We have established the survival model through internal verification and external verification. Since the SEER database does not record the recurrence of patients, it cannot be used for external verification of our recurrence model. Both models exhibited satisfactory performance with accurate discrimination. In these models, each prognostic factor is quantified and visualized by static nomograms that can individually predict 2-year and 5-year RFS and CSS in CA patients. Two web-based calculators were developed (https://yfycrc.shinyapps.io/recurrence_rate/; https://yfycrc.shinyapps.io/survival/). After entering the appropriate variables, the patient's RFS or CCS and 95% CI can be obtained. Based on these two predictive models, physicians can determine individual risk, predict outcomes, and select appropriate therapies for patients with CA.

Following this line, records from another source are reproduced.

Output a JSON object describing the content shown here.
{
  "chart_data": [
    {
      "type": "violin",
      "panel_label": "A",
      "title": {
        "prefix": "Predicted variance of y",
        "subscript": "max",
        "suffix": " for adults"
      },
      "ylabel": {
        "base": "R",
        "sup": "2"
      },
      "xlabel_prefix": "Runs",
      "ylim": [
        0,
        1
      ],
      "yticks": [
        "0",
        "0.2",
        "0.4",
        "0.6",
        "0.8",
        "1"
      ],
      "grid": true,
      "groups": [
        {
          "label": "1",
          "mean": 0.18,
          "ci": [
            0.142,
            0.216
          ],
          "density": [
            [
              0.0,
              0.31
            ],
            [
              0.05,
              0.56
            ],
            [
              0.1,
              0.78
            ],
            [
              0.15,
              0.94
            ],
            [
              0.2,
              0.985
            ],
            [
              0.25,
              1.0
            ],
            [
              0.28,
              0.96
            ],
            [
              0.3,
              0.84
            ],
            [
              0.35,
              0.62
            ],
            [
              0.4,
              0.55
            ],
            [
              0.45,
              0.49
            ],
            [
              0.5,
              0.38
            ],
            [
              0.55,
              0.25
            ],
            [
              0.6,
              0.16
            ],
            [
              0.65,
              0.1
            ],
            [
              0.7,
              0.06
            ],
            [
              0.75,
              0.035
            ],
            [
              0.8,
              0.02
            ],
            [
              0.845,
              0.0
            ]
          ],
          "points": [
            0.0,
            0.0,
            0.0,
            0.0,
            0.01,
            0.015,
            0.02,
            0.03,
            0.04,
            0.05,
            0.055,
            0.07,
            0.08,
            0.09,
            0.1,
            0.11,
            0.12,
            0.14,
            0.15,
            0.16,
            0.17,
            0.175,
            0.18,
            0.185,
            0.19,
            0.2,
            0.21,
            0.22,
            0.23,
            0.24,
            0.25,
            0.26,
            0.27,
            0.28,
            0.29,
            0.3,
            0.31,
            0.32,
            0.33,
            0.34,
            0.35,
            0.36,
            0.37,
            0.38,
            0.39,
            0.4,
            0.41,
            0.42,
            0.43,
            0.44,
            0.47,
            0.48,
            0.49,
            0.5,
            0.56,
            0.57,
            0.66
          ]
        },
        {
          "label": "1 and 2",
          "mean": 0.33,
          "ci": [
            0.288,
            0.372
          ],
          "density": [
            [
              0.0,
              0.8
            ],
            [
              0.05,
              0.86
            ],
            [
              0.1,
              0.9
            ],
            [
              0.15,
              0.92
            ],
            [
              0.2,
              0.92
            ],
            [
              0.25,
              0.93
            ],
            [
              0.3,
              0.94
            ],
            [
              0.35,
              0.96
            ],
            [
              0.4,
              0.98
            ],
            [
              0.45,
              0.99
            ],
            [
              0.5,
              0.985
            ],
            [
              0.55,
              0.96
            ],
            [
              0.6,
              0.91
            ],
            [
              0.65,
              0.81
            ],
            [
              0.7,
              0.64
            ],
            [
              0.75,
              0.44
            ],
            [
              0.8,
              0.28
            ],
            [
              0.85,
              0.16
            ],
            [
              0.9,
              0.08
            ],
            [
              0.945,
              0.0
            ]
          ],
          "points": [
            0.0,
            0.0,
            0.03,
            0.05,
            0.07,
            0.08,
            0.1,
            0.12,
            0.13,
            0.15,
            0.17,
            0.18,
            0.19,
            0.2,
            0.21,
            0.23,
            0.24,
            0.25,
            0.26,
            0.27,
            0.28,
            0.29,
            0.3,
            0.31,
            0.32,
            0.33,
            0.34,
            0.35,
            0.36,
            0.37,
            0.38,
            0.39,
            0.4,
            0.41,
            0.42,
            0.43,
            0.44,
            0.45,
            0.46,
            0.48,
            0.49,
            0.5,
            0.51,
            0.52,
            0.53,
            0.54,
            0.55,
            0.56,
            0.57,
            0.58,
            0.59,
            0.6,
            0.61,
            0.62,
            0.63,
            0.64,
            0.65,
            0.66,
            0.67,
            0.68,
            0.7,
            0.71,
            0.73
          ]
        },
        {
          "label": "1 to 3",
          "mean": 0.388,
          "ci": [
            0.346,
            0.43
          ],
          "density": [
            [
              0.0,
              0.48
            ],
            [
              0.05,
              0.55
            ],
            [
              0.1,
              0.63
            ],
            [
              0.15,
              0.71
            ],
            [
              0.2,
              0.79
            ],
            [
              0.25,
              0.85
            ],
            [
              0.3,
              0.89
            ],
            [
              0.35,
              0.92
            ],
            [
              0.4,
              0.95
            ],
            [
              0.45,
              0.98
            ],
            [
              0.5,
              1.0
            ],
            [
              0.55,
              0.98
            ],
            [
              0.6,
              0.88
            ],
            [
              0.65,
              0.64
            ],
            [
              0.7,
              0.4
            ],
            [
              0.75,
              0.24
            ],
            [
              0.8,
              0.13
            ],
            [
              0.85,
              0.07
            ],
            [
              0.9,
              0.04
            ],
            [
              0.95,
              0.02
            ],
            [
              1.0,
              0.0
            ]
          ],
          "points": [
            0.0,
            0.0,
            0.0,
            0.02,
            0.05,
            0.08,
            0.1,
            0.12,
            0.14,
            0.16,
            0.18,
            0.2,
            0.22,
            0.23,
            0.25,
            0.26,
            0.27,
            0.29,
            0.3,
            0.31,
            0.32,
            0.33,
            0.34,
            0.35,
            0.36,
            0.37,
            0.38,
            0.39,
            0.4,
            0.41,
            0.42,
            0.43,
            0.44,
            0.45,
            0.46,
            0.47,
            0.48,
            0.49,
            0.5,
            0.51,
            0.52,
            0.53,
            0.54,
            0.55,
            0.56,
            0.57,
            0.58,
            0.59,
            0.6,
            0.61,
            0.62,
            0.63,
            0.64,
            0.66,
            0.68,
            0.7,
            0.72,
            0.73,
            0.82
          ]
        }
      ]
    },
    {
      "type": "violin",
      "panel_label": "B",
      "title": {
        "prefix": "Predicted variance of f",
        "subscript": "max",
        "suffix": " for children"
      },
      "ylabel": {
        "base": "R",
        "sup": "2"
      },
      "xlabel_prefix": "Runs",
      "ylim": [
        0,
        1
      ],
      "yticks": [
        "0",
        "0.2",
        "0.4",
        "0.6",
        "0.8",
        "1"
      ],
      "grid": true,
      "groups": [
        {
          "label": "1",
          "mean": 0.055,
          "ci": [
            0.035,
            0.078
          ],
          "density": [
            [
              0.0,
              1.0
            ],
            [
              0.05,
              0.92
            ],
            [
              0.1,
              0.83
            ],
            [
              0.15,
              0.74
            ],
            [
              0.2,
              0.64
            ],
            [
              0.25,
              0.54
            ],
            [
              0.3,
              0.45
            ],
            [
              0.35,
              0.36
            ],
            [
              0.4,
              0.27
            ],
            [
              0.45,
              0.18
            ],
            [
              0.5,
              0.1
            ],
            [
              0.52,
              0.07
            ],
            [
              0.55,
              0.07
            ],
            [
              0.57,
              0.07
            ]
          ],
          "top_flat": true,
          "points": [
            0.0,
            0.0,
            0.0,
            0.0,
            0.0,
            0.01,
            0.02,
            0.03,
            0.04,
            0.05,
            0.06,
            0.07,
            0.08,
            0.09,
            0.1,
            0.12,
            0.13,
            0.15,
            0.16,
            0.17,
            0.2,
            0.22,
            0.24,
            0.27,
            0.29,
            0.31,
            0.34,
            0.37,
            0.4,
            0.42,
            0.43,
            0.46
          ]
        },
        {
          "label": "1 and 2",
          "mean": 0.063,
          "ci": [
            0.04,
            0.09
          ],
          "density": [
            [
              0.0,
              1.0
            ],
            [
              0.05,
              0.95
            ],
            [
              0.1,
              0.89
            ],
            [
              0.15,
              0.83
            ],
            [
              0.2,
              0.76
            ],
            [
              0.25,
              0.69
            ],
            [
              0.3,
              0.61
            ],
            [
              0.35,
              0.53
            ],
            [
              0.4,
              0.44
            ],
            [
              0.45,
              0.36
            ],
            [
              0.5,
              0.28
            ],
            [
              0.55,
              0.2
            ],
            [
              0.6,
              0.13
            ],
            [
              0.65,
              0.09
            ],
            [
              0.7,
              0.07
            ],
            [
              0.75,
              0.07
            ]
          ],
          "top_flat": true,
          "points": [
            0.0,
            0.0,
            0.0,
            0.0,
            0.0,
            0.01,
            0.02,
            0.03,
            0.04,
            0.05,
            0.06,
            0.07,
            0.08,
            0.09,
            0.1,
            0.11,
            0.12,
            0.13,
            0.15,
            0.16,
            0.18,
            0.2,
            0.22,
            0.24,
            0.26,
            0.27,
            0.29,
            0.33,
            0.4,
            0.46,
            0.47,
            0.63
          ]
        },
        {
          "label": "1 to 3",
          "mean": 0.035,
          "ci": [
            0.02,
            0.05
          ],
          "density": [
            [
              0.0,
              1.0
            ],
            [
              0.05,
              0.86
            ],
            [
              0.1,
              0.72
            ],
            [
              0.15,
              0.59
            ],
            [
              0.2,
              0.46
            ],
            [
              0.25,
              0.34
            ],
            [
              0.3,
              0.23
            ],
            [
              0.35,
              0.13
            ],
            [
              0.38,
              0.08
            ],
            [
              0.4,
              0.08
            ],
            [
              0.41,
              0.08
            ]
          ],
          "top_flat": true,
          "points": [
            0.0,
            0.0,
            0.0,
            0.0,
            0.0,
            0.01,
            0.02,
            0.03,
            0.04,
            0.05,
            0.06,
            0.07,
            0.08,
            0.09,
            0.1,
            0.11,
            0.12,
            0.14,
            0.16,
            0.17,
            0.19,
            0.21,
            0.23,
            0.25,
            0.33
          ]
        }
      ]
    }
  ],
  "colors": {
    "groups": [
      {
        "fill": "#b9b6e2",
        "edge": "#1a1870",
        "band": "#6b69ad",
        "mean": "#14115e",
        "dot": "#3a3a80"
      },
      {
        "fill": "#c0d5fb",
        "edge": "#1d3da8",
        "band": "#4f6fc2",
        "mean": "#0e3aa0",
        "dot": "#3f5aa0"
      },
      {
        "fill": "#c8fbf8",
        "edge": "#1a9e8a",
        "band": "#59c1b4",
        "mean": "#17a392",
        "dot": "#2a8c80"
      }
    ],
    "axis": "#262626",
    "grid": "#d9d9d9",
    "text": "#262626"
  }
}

There are some limitations in the study. First, we established this model through retrospective analysis, which may lead to bias due to the lack of random assignment, and some missing values. Second, because all patients were from an East Asian population, the corresponding ethnic susceptibility is unknown; our results should be extrapolated to other populations with caution. Third, the prediction model for tumor recurrence was internally validated, so additional external validation using cohorts from different hospitals or regions is needed. Fourth, Due to the limited data, we did not divide the data into training set and test set, considering that the modeling data would be reduced after dismantling and the degree of assurance of model modeling and verification would be reduced. In the future, on the basis of increasing the sample size, more adequate internal verification can be carried out.

In conclusion, in the current study, we developed and validated nomogram models to predict 2-year and 5-year RFS and CSS in patients with early-stage CA, respectively. This will help to assess the prognosis of patients with CA more accurately evaluate in clinical work.